To provide a clear and robust measure of accuracy, we use different pixel-level metrics depending on the type of image being tested:

  • For Human Images: The key metric is the pixel-level False Positive Rate (FPR). For an image to be considered a successful detection (True Negative), the percentage of pixels incorrectly flagged as “AI” must be less than 5%. This stringent threshold ensures the model avoids falsely accusing authentic images.

  • For AI Images: The primary metric is the pixel-level True Positive Rate (TPR). For an image to be considered a successful detection (True Positive), the percentage of pixels correctly identified as “AI” must be greater than 95%. This ensures the model comprehensively recognizes fully generated content.

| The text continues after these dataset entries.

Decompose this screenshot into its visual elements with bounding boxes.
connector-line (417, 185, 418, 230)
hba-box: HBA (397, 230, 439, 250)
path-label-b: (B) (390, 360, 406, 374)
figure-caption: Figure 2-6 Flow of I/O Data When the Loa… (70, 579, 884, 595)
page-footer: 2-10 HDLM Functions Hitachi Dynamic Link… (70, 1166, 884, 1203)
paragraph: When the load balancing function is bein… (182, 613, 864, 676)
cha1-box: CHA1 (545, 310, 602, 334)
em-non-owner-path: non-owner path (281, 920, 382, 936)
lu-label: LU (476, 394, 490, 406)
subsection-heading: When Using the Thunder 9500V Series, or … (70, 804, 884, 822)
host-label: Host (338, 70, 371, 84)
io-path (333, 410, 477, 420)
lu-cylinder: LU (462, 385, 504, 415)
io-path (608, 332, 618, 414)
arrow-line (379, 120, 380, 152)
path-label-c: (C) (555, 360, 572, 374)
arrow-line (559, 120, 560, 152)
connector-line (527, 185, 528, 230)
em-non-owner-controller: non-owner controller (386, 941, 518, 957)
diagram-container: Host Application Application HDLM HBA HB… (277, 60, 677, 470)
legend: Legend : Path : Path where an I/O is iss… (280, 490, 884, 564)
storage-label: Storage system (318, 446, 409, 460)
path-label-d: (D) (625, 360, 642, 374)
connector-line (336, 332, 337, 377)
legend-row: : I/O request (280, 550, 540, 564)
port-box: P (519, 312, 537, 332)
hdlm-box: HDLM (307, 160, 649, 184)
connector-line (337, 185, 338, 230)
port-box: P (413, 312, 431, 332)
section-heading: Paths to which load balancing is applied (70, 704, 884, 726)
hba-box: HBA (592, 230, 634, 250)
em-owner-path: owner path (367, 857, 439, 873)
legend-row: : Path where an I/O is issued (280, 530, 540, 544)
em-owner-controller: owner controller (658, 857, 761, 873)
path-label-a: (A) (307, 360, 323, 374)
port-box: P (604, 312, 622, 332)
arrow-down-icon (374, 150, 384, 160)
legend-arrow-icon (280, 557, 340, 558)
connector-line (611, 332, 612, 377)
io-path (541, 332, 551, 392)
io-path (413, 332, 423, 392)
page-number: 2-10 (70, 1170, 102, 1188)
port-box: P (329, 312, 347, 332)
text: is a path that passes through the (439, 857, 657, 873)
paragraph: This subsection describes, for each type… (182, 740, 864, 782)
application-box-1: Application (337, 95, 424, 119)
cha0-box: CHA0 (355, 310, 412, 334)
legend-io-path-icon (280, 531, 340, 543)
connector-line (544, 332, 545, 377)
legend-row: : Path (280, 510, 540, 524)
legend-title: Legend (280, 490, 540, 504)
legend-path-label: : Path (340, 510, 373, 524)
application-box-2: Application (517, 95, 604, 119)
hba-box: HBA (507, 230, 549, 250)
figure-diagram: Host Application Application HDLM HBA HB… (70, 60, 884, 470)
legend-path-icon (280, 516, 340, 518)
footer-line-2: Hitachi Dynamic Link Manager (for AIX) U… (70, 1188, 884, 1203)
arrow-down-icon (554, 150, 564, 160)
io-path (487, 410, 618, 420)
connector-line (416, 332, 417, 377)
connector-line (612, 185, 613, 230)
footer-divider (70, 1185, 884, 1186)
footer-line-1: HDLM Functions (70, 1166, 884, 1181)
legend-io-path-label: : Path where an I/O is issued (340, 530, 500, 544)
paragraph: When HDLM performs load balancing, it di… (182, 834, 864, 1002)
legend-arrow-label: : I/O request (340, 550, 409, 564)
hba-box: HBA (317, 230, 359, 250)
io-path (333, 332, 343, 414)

Aggregated Reporting Metrics

The overall accuracy figures presented in the Results tables, such as TNR (Human Accuracy) and TPR (AI), are aggregated from these pixel-level success criteria. For example, the TNR is the percentage of all tested human images that successfully met the <5% false positive pixel threshold.

Results

Data Science Team Test

The Data Science team conducted the following independent test on a large, diverse dataset containing images of varying resolutions, capturing devices, image generators, and content types.

Dataset's name Human Images (n=31,374) AI Images (n=33,947)
Accuracy 98.6% 97.6%

QA Team Test

The QA team conducted an independent test using images created explicitly for evaluation after the model was trained. The test dataset comprises images of varying resolutions, captured by different devices, generated by various image generators, and featuring diverse content types.

Dataset's name Human Images (n=10,000) AI Images (n=10,000)
Accuracy 99.3% 98%

Error Analysis

During the evaluation process, we identify and analyze incorrect assessments to enable the data science team to correct the underlying causes. All errors are systematically logged and categorized based on their character and nature in a “root cause analysis process.” This process aims to understand the underlying causes of errors and identify repeated patterns, ensuring the ongoing improvement and adaptability of our model. These insights are used to refine future versions of the model.

Limitations

While our model achieves state-of-the-art results, no detection system is perfect, and our model can make mistakes, such as misclassifying a specific pixel set.

The AI Image Detector is specifically trained to identify manipulations from the latest generative AI tools. The system does not currently detect other common image alterations, including:

  • Manual Edits: Changes made by a person using traditional photo editing software like Photoshop.

     

  • Collages: Images created by combining parts of different authentic photos.

     

  • Simple Filters & Adjustments: Applying photographic effects (e.g., “vintage,” black & white) or basic adjustments (e.g., sharpening, blurring, cropping).